Brad and I just picked up our copy of the movie ‘Courageous’ this week. We pre-bought the movie after Thanksgiving and since I never got the chance to see it in theaters, I was really excited when it finally came out on DVD.
I made some yummy cinnamon-sugar popcorn and got comfy after putting Joanna down for the night. Brad had warned me several times with this movie that I would cry, and he is normally right. I even cry in movies you would not expect. (Not full-out crying, just ‘damp eyes’) I did cry, and for you all who have watched the movie, you probably are not surprised as you probably had some kleenex’s handy.
The movie really is wonderful, and I highly recommend the movie, but it hit me a little differently than the main message of the movie.
I was sad when the father lost his little nine-year-old daughter, and I could never imagine how life would be like if I lost Joanna, but it was another line that hit me. We only get to have our children for eighteen short years, and then they are gone.
Joanna is quickly approaching two and these two years when by so fast. I do not even want to think about how fast the other sixteen will go! But as a mom, and also somewhat of a perfectionist, I am always working on things, and out of the corner of my eye, Joanna is growing up.
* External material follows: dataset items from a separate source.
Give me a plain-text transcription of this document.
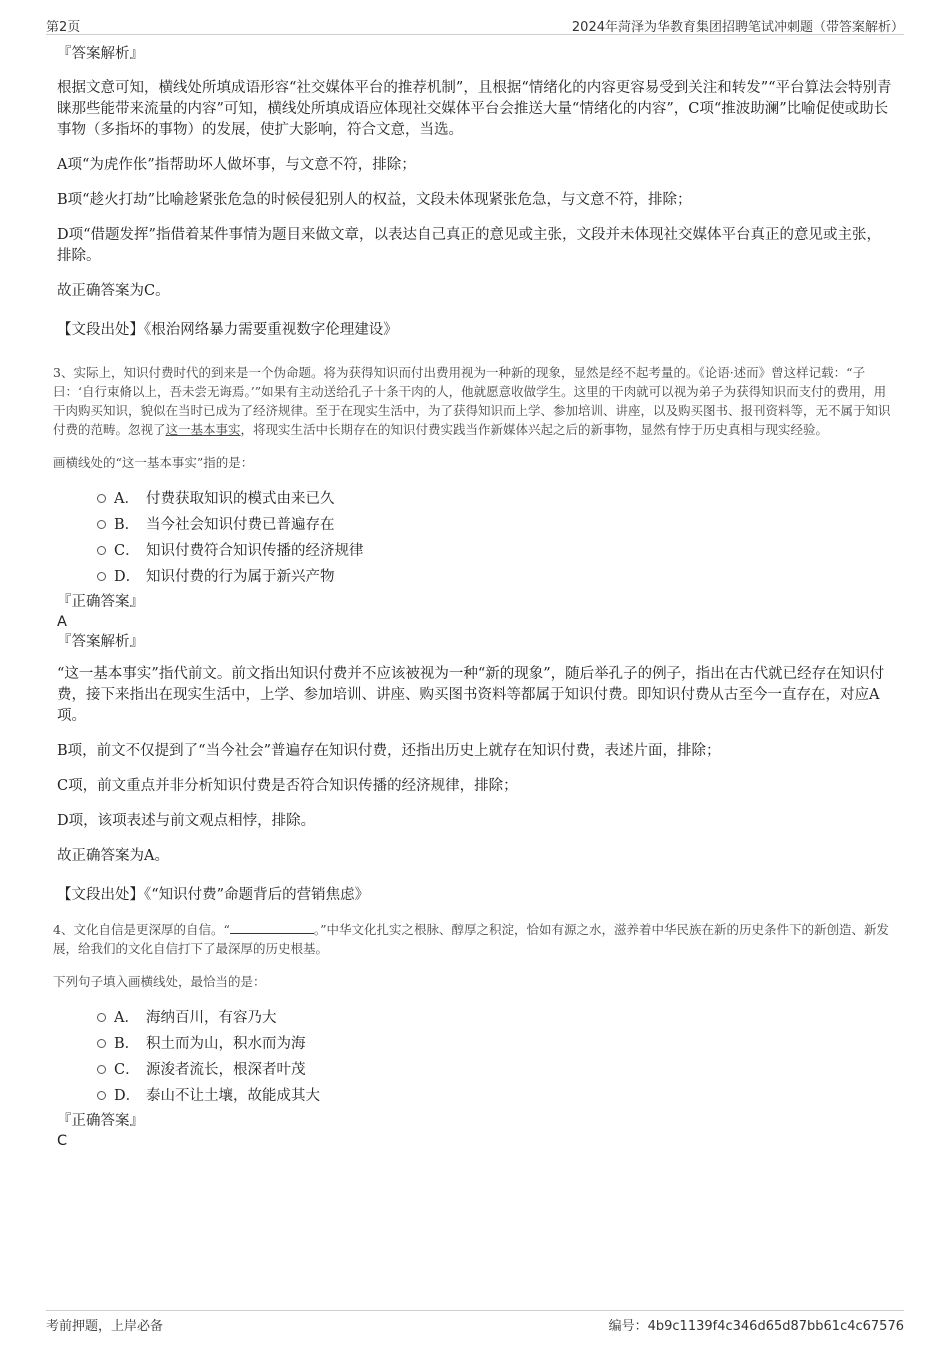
第2页	2024年菏泽为华教育集团招聘笔试冲刺题（带答案解析）

『答案解析』

根据文意可知，横线处所填成语形容“社交媒体平台的推荐机制”，且根据“情绪化的内容更容易受到关注和转发”“平台算法会特别青睐那些能带来流量的内容”可知，横线处所填成语应体现社交媒体平台会推送大量“情绪化的内容”，C项“推波助澜”比喻促使或助长事物（多指坏的事物）的发展，使扩大影响，符合文意，当选。

A项“为虎作伥”指帮助坏人做坏事，与文意不符，排除；

B项“趁火打劫”比喻趁紧张危急的时候侵犯别人的权益，文段未体现紧张危急，与文意不符，排除；

D项“借题发挥”指借着某件事情为题目来做文章，以表达自己真正的意见或主张，文段并未体现社交媒体平台真正的意见或主张，排除。

故正确答案为C。

【文段出处】《根治网络暴力需要重视数字伦理建设》

3、实际上，知识付费时代的到来是一个伪命题。将为获得知识而付出费用视为一种新的现象，显然是经不起考量的。《论语·述而》曾这样记载：“子曰：‘自行束脩以上，吾未尝无诲焉。’”如果有主动送给孔子十条干肉的人，他就愿意收做学生。这里的干肉就可以视为弟子为获得知识而支付的费用，用干肉购买知识，貌似在当时已成为了经济规律。至于在现实生活中，为了获得知识而上学、参加培训、讲座，以及购买图书、报刊资料等，无不属于知识付费的范畴。忽视了这一基本事实，将现实生活中长期存在的知识付费实践当作新媒体兴起之后的新事物，显然有悖于历史真相与现实经验。

画横线处的“这一基本事实”指的是：

A． 付费获取知识的模式由来已久
B． 当今社会知识付费已普遍存在
C． 知识付费符合知识传播的经济规律
D． 知识付费的行为属于新兴产物

『正确答案』

A

『答案解析』

“这一基本事实”指代前文。前文指出知识付费并不应该被视为一种“新的现象”，随后举孔子的例子，指出在古代就已经存在知识付费，接下来指出在现实生活中，上学、参加培训、讲座、购买图书资料等都属于知识付费。即知识付费从古至今一直存在，对应A项。

B项，前文不仅提到了“当今社会”普遍存在知识付费，还指出历史上就存在知识付费，表述片面，排除；

C项，前文重点并非分析知识付费是否符合知识传播的经济规律，排除；

D项，该项表述与前文观点相悖，排除。

故正确答案为A。

【文段出处】《“知识付费”命题背后的营销焦虑》

4、文化自信是更深厚的自信。“	。”中华文化扎实之根脉、醇厚之积淀，恰如有源之水，滋养着中华民族在新的历史条件下的新创造、新发展，给我们的文化自信打下了最深厚的历史根基。

下列句子填入画横线处，最恰当的是：

A． 海纳百川，有容乃大
B． 积土而为山，积水而为海
C． 源浚者流长，根深者叶茂
D． 泰山不让土壤，故能成其大

『正确答案』

C

考前押题，上岸必备	编号：4b9c1139f4c346d65d87bb61c4c67576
Sure, I am a stay at home mom, but I often act like my job is stay at home housekeeper. Housekeeping is needed, and with a toddler, a never ending task. But this movie brought me back to my real job: Joanna.
I have lots of friends on facebook, friends at church, our MOPS group, and then acquaintances on different blogs and pintrest who seem to be doing it all. They are involved with different groups, getting up early to run every day, creating cute crafts all the time, they have the perfect house, with the perfect decorations and everything is so orderly. And not just clean and orderly, but clean, orderly and oh, so cute too.
When I see everything that other moms are doing, it just makes me feel like I am not doing enough. My closets should look better, I should be cleaning more, cooking more, crafting more, and volunteering more. Think keeping up with a toddler is hard, try keeping up with dozens of amazing moms!
But the movie showed me that it is Joanna that counts. She is not going to care is sixteen years about all the crafts, organized play dates, planned out holiday décor, cute meals and amazing closets. She is what will matter and what I (and Brad) have taught her along the way.
During the movie, I remembered several times in the last few weeks when I snapped at Joanna. I was not upset with her about big things very often (she is not perfect, but fairly obedient) but the little things. Playing in her milk, dumping her books out, taking off her socks and for getting into my things. Looking back, she was just playing, and more often than not, she wanted me to play, she wanted and needed my attention. I remember one day she stood in the kitchen and just cried. I was busy that day, cleaning and cooking, doing things I ‘had’ to do, and I just told her to stop. All she wanted was time with her mommy.
The dishes can wait, I can clean the house after she goes to bed, but I will not have Joanna for very long. I thank God for every day that He has given me with her, but I have not always treasured those days.
The father in the movie only had his daughter for nine years. I have no idea how long I will be blessed to have Joanna, but in that time, I want to treasure her. I want to read a few extra books, play with the messy play dough, and get extra hugs and kisses when I can because they are precious. The dishes can stand still, time will not.
I have lots to learn about being a mother, teaching Joanna and leading her, but I cannot do that if all I am doing is comparing myself to other moms. I cannot keep up with everyone, nor was I designed to. I was created to do the tasks God gave me and use the gifts He gave me. Each mom is different, and each mom does different things. I am different and I need to stop trying to be the same.
I pray God will give me wisdom to see what the important things are and what I need to focus on. I pray that every day I hold Joanna’s hand and we walk together down this path. Not me pushing her forward, or sitting her down beside me, but walking hand in hand, enjoying every big, and little, step along the way.